Every investment has an impact – positive or negative, intended or unintended. Impact investors seek to identify and measure outcomes to most effectively invest in companies and projects that are creating positive change, while consciously avoiding and minimizing negative effects.
Impact Investing is different from traditional investing because of:
Investors invest with the intention to generate both a financial return and a positive social and environmental impact.
Investees business models and operations are consistent with the achievement of the Sustainable Development Goals.
Impact Measurement and Management
Social and environmental outcomes resulting from investments are measured and reported, identifying engagement opportunities and informing capital allocation.

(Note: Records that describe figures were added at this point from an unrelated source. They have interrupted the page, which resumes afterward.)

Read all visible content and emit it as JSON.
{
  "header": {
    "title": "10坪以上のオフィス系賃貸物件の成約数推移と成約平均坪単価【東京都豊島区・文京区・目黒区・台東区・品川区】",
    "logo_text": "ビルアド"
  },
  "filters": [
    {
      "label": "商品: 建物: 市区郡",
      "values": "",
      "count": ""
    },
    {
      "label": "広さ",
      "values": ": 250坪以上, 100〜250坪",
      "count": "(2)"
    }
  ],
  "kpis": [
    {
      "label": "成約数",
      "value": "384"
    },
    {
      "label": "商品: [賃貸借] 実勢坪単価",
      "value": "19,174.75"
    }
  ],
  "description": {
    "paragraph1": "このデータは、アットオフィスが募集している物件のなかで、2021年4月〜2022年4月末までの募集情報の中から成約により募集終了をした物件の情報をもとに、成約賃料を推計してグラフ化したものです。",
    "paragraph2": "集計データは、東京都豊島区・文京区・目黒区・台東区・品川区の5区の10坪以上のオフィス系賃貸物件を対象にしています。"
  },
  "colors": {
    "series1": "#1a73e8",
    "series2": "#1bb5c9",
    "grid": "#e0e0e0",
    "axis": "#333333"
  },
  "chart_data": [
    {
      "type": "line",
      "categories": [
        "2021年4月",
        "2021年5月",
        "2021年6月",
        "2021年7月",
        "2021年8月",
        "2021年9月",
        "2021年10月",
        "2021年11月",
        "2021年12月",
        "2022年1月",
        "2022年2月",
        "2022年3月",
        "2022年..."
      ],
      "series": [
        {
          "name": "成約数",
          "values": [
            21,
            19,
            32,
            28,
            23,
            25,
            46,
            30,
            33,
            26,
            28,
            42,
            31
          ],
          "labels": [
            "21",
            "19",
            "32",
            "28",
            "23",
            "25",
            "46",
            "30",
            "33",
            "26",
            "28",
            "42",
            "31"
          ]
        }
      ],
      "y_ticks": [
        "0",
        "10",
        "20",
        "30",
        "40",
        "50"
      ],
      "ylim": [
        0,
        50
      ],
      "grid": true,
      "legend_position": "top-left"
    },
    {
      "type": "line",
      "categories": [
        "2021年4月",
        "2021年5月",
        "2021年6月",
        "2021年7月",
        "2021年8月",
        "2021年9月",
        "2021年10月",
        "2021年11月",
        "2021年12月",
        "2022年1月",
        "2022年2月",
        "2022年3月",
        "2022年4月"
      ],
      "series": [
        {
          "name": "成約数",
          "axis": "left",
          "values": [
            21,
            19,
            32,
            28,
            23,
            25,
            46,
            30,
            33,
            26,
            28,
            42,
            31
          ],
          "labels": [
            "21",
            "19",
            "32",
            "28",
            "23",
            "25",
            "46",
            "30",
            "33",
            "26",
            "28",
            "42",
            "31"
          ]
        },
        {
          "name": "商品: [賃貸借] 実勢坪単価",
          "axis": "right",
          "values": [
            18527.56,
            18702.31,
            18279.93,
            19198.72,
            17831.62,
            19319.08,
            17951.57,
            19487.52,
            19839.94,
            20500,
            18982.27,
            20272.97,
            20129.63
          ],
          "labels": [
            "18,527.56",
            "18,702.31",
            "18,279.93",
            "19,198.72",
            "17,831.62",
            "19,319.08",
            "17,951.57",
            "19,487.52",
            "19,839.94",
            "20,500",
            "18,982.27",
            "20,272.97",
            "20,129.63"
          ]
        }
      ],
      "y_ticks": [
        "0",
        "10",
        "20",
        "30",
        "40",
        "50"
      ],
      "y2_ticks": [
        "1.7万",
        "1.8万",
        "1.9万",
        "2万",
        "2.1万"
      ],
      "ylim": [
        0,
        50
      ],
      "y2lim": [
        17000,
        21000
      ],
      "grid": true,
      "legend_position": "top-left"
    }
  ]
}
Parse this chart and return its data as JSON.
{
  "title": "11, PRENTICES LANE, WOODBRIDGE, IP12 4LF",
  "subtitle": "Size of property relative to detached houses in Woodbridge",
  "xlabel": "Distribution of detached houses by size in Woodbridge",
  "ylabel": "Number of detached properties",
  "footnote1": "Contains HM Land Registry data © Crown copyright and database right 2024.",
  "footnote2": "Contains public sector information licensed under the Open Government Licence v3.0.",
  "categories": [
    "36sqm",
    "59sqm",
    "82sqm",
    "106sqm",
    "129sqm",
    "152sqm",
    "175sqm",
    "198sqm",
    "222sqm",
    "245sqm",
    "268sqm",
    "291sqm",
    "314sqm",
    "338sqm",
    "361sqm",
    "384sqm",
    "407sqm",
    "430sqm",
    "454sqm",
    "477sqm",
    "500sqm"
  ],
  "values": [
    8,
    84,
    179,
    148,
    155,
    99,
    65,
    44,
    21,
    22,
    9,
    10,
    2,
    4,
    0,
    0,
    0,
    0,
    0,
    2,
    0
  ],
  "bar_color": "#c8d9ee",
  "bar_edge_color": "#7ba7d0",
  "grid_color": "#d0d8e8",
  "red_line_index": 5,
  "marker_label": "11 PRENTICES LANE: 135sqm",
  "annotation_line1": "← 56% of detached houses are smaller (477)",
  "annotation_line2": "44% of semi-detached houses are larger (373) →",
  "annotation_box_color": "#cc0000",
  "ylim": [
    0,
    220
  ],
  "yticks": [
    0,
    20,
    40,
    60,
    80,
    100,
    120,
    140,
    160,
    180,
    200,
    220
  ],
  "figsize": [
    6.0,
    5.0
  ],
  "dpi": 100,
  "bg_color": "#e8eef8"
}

Impact Investing Strategies Can Include:
- Responsible Investing (RI) – including ESG integration.
- Socially Responsible Investing (SRI) – including positive or negative ESG screening.
- Sustainable Investing – Intentional product choice to achieve impact.
- Shareholder engagement – engaging with companies to improve practices and products.
- Catalytic Capital – using concessionary and patient capital to reduce risk in early-stage investments to unlock more conventional capital.
Sustainable Development Goals
“a universal call to action to end poverty, protect the planet and ensure that all people enjoy peace and prosperity by 2030”
Adopted in 2015 by 193 countries, the 17 UN Sustainable Development Goals (SDGs) are increasingly becoming a universal framework for impact investing.
The Growing Demand For Impact Investing
Over the last five years, impact assets under management (AUM) have grown globally from $60B USD to $502B USD – a 70% annual growth rate. 2017 data shows that impact AUM in Canada totaled ~ $15B by the end of 2017, up from $9B in 2015.